Trellick Tower is an iconic 32-storey tower block in North Kensington, London. Its controversial brutalist style was designed by architect Erno Goldfinger after a commission from the Greater London Council in 1966, and completed in 1972. It is a Grade II listed building and is 98 metres tall (120 metres including the communications mast) making it the tallest social housing building in Europe - around 10m taller than The Sentinels in Birmingham and 51 Whitevale Street and 109 Bluevale Street in Glasgow.
Goldfinger's design is based on his earlier and slightly smaller Balfron Tower (in Poplar, east London), and is in effect a sister building. It is also remarkably similar to Anniesland Court in Glasgow. It has a long, thin profile, with a separate lift and service tower linked at every third storey to the access corridors in the main building; flats above and below the corridor levels have internal stairs. The building contains 217 flats and was originally entirely owned by the GLC with the flats rented as council flats. Shortly after its completion the building was transferred to the local council (the Royal Borough of Kensington and Chelsea). Most of the flats are still social housing, but a significant minority are now privately owned.
The tower was completed at a time when high-rise tower blocks were going out of fashion as local authorities were beginning to realise the social problems they caused. By the late 1970s, Trellick Tower had a very poor reputation for crime and anti-social behaviour (with extreme case reports of women being raped in the lifts and drug addicts attacking children), and many tenants resisted a transfer there. However, with the introduction of the 'right to buy' council homes, many of the flats were bought by the tenants.

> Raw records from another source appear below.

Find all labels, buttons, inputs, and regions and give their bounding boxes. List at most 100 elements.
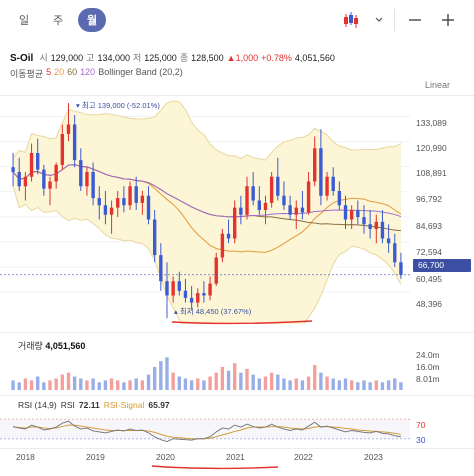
year-label: 2023: [364, 452, 383, 462]
volume-bar: [116, 380, 120, 390]
candle-body: [263, 202, 268, 210]
candle-body: [103, 205, 108, 215]
candlestick-icon: [344, 12, 358, 28]
high-value: 134,000: [97, 53, 130, 63]
volume-bar: [294, 378, 298, 390]
price-tick: 48,396: [416, 299, 442, 309]
chart-type-button[interactable]: [336, 8, 386, 32]
volume-tick: 16.0m: [416, 362, 440, 372]
chevron-down-icon[interactable]: [372, 13, 386, 27]
scale-toggle[interactable]: Linear: [424, 80, 450, 90]
volume-bar: [300, 380, 305, 390]
candle-body: [171, 281, 175, 296]
tab-day[interactable]: 일: [18, 15, 30, 27]
stock-name: S-Oil: [10, 53, 34, 64]
volume-bar: [251, 374, 255, 390]
ma60-label: 60: [67, 67, 78, 77]
minus-icon[interactable]: [407, 12, 423, 28]
period-tabs: 일 주 월: [10, 8, 106, 32]
tab-month[interactable]: 월: [78, 8, 106, 32]
year-underline-mark: [151, 465, 279, 470]
candle-body: [29, 153, 34, 177]
price-chart[interactable]: [0, 96, 410, 324]
bollinger-upper-line: [12, 100, 402, 161]
rsi-tick-70: 70: [416, 420, 426, 430]
rsi-signal-value: 65.97: [148, 400, 170, 410]
volume-bar: [109, 378, 114, 390]
candle-body: [245, 186, 249, 215]
rsi-signal-name: RSI-Signal: [103, 400, 145, 410]
candle-body: [386, 238, 391, 244]
rsi-value: 72.11: [78, 400, 100, 410]
volume-bar: [134, 378, 138, 390]
volume-bar: [208, 376, 212, 390]
volume-value: 4,051,560: [294, 53, 335, 63]
candle-body: [214, 257, 218, 284]
change-percent: +0.78%: [261, 53, 292, 63]
candle-body: [257, 200, 262, 210]
candle-body: [276, 176, 280, 196]
volume-bar: [226, 370, 231, 390]
candle-body: [356, 210, 360, 218]
candle-body: [288, 205, 292, 215]
candle-body: [48, 181, 52, 189]
volume-title: 거래량 4,051,560: [18, 339, 85, 352]
volume-bar: [11, 380, 15, 390]
indicator-row[interactable]: 이동평균 5 20 60 120 Bollinger Band (20,2): [10, 67, 183, 80]
volume-bar: [233, 363, 237, 390]
volume-bar: [17, 382, 21, 390]
change-value: ▲1,000: [226, 53, 259, 63]
rsi-chart: [0, 418, 410, 443]
volume-bar: [146, 374, 151, 390]
candle-body: [140, 195, 145, 203]
candle-body: [300, 207, 305, 213]
candle-body: [393, 243, 397, 263]
volume-bar: [48, 380, 52, 390]
candle-body: [294, 207, 298, 215]
price-tick: 120,990: [416, 143, 447, 153]
volume-bar: [103, 380, 108, 390]
price-tick: 133,089: [416, 118, 447, 128]
ma-label: 이동평균: [10, 69, 44, 79]
volume-bar: [72, 376, 77, 390]
volume-bar: [319, 372, 323, 390]
volume-chart: [11, 357, 403, 390]
low-underline-mark: [171, 320, 313, 325]
volume-bar: [362, 380, 366, 390]
volume-bar: [202, 380, 206, 390]
plus-icon[interactable]: [440, 12, 456, 28]
volume-bar: [171, 372, 175, 390]
price-tick: 60,495: [416, 274, 442, 284]
volume-bar: [282, 378, 286, 390]
candle-body: [368, 224, 372, 229]
low-label: 저: [133, 53, 142, 63]
price-tick: 72,594: [416, 247, 442, 257]
chart-top-divider: [0, 95, 474, 96]
candle-body: [374, 221, 378, 229]
volume-bar: [337, 380, 342, 390]
bollinger-lower-line: [12, 186, 402, 324]
volume-bar: [97, 382, 101, 390]
candle-body: [337, 191, 342, 206]
candle-body: [189, 297, 194, 303]
volume-bar: [374, 380, 378, 390]
candle-body: [122, 198, 126, 206]
rsi-name: RSI: [60, 400, 75, 410]
candle-body: [282, 195, 286, 206]
volume-bar: [196, 378, 200, 390]
volume-bar: [140, 380, 145, 390]
current-price-tag: 66,700: [413, 259, 471, 272]
year-label: 2021: [226, 452, 245, 462]
volume-bar: [368, 382, 372, 390]
volume-bar: [91, 378, 95, 390]
candle-body: [233, 207, 237, 239]
bollinger-band-fill: [13, 100, 401, 324]
volume-bar: [276, 374, 280, 390]
candle-body: [269, 176, 274, 203]
candle-body: [313, 148, 317, 182]
time-axis-divider: [0, 448, 474, 449]
volume-bar: [257, 378, 262, 390]
year-label: 2019: [86, 452, 105, 462]
tab-week[interactable]: 주: [52, 15, 64, 27]
candle-body: [208, 283, 212, 296]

On October 8, 1984 a new residents' association was formed. As a result of pressure from the occupants, several security improvements including a door entry intercom system and the employment of a concierge were undertaken from the mid-1980s. Property prices rose and flats in the tower came to be regarded as highly desirable residences by some people, despite the slightly gritty edge which remains. Private properties inside the tower now sell for between £250,000 for a one-bedroom flat to £500,000 for three-bedrooms, whilst the tower itself has become something of a local cult landmark and was awarded a Grade II listing in 1998.
From 1978 the tower came to the attention of London pirate radio station Thameside Radio who used Trellick Tower as a transmitter site for many of its broadcasts until 1983. For most of 1980, the radio station had a transmitter permanently installed in a space between floors near the top of the lift tower. It took the authorities many hours of searching to find and remove the transmitter.
In December 1989, a low power television relay transmitter was added to the existing communications equipment on the top of the lift tower. This was to solve reception problems for some residents of adjacent districts, including Notting Hill and Westbourne Grove. The transmitter is referred to by the BBC and Ofcom as "Kensal Town".
The projection at the top of the services tower is the plant room. The majority of the plant is located at the top of the tower. The grouping together of the boiler and hot water storage tanks reduces the need for pumps and reduces the amount of pipework needed. Shorter pipe runs also reduce heat loss. The oil fired boilers originally used became obsolete due to the 1973 oil crisis, the year after the tower opened. The flats now have electric heaters and the plant room lies practically empty. A planning application was made to convert it into a penthouse apartment but was refused by the local council.